Now what about God’s callousness? He’s not only distant and selfish, he seems uncaring, apathetic toward our needs. And since we are selfish to the core, we charge him with selfishness. He seems to be using us for his own egotistical and hedonistic needs.

You see, my friend, your heart is not only a god factory–creating, manufacturing gods for your purposes of whatever ways you want in whatever forms you want–but a god butchery: you kill God for not performing the ways you want him to perform for the reasons you created him.

Instead, what if God was not distant? What if indeed there was a God who is always present? Who reaches out to us across the essential distance. He is infinite and finite across the mortal distance.

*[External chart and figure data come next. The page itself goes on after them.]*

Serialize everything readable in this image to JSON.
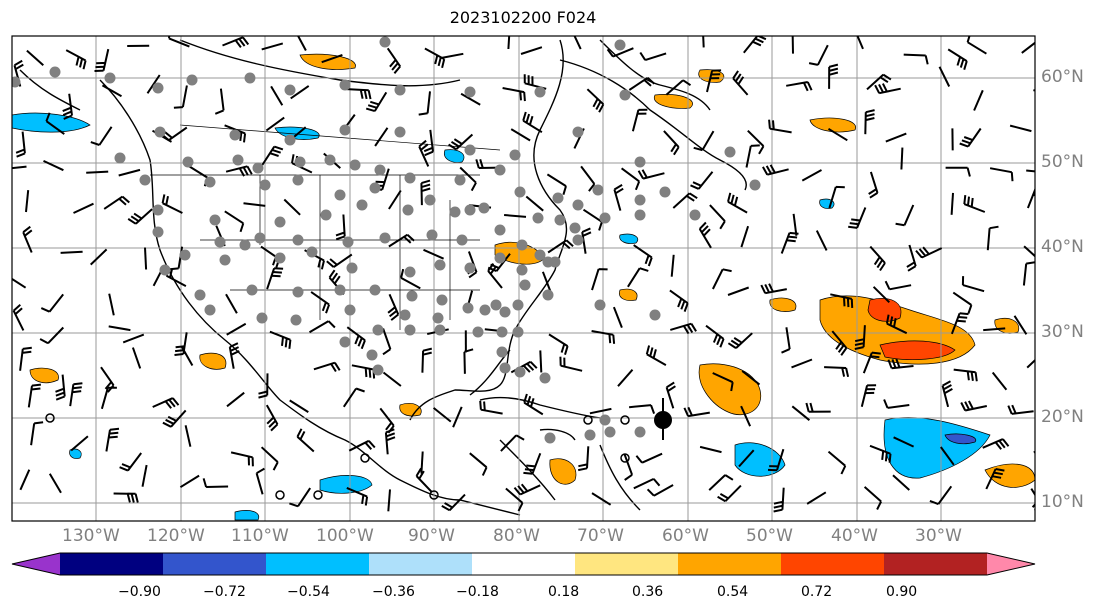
{
  "title": "2023102200 F024",
  "lon_labels": [
    "130°W",
    "120°W",
    "110°W",
    "100°W",
    "90°W",
    "80°W",
    "70°W",
    "60°W",
    "50°W",
    "40°W",
    "30°W"
  ],
  "lat_labels": [
    "60°N",
    "50°N",
    "40°N",
    "30°N",
    "20°N",
    "10°N"
  ],
  "colorbar": {
    "ticks": [
      "−0.90",
      "−0.72",
      "−0.54",
      "−0.36",
      "−0.18",
      "0.18",
      "0.36",
      "0.54",
      "0.72",
      "0.90"
    ],
    "colors": [
      "#9933cc",
      "#000080",
      "#3355cc",
      "#00bfff",
      "#aee0fa",
      "#ffffff",
      "#ffe680",
      "#ffa500",
      "#ff4500",
      "#b22222",
      "#ff88aa"
    ],
    "under_color": "#9933cc",
    "over_color": "#ff88aa"
  },
  "colors": {
    "grid": "#9a9a9a",
    "coast": "#000000",
    "stations": "#808080",
    "hurricane_marker": "#000000"
  },
  "icons": [
    "wind-barb-icon",
    "station-dot-icon",
    "hurricane-marker-icon"
  ]
}
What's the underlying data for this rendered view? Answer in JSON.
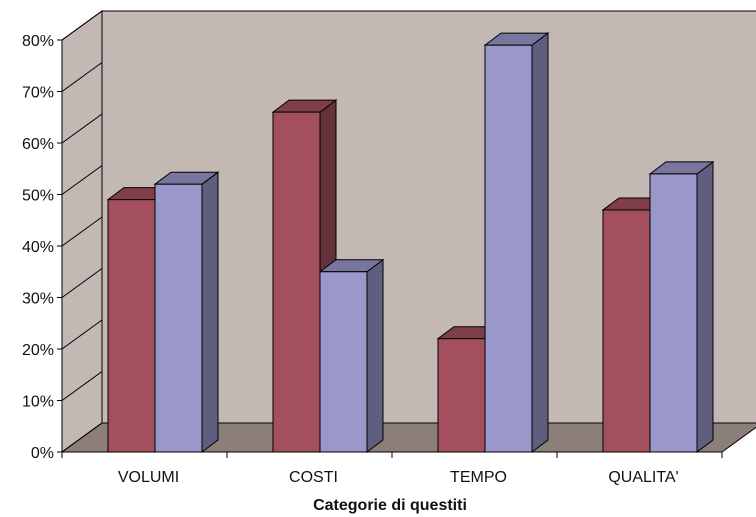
{
  "chart_data": {
    "type": "bar",
    "title": "",
    "xlabel": "Categorie di questiti",
    "ylabel": "",
    "categories": [
      "VOLUMI",
      "COSTI",
      "TEMPO",
      "QUALITA'"
    ],
    "series": [
      {
        "values": [
          49,
          66,
          22,
          47
        ],
        "color": "#a34f5e"
      },
      {
        "values": [
          52,
          35,
          79,
          54
        ],
        "color": "#9a97cb"
      }
    ],
    "ylim": [
      0,
      80
    ],
    "yticks": [
      0,
      10,
      20,
      30,
      40,
      50,
      60,
      70,
      80
    ],
    "ytick_labels": [
      "0%",
      "10%",
      "20%",
      "30%",
      "40%",
      "50%",
      "60%",
      "70%",
      "80%"
    ],
    "grid": false,
    "legend": "none",
    "style": "3d-clustered-column",
    "colors": {
      "back_wall": "#c3b8b3",
      "floor": "#8c7f7a",
      "edge": "#000000"
    }
  }
}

Beyond our lostness, he looks at us and says I want to rescue you. Can that actually distant God be present to us? This patently callous God come down to us tiny creatures? This seemingly selfish God save us from our anger toward him and his anger toward us?

I’ve got good news for you. There’s one such person. I’d like to point you to a phrase in the English language, which is both a given name and a nickname. It’s the phrase “God with us.” God with us, across the distance, caring for us, unselfishly, because he loved us. That’s the name which was given to Jesus.

He appeased the anger of God against the human race when we clenched our fists and practiced the You Too fallacy. We suppressed what we knew about God in our god factories, in our god butcheries.

Here is the theological reaction: this God cared for you, gave himself up for you, he sent his only Son for you, so we can have eternal salvation.

In a reversal, the sad twist, even this God was killed by us; he died at human hands. But fortunately, not in sci-fi, fantasy Marvel but in historical time [and] geographical space. He rose from the dead to show us that God loved us and that we can love him and that we can love our neighbor as we love ourselves.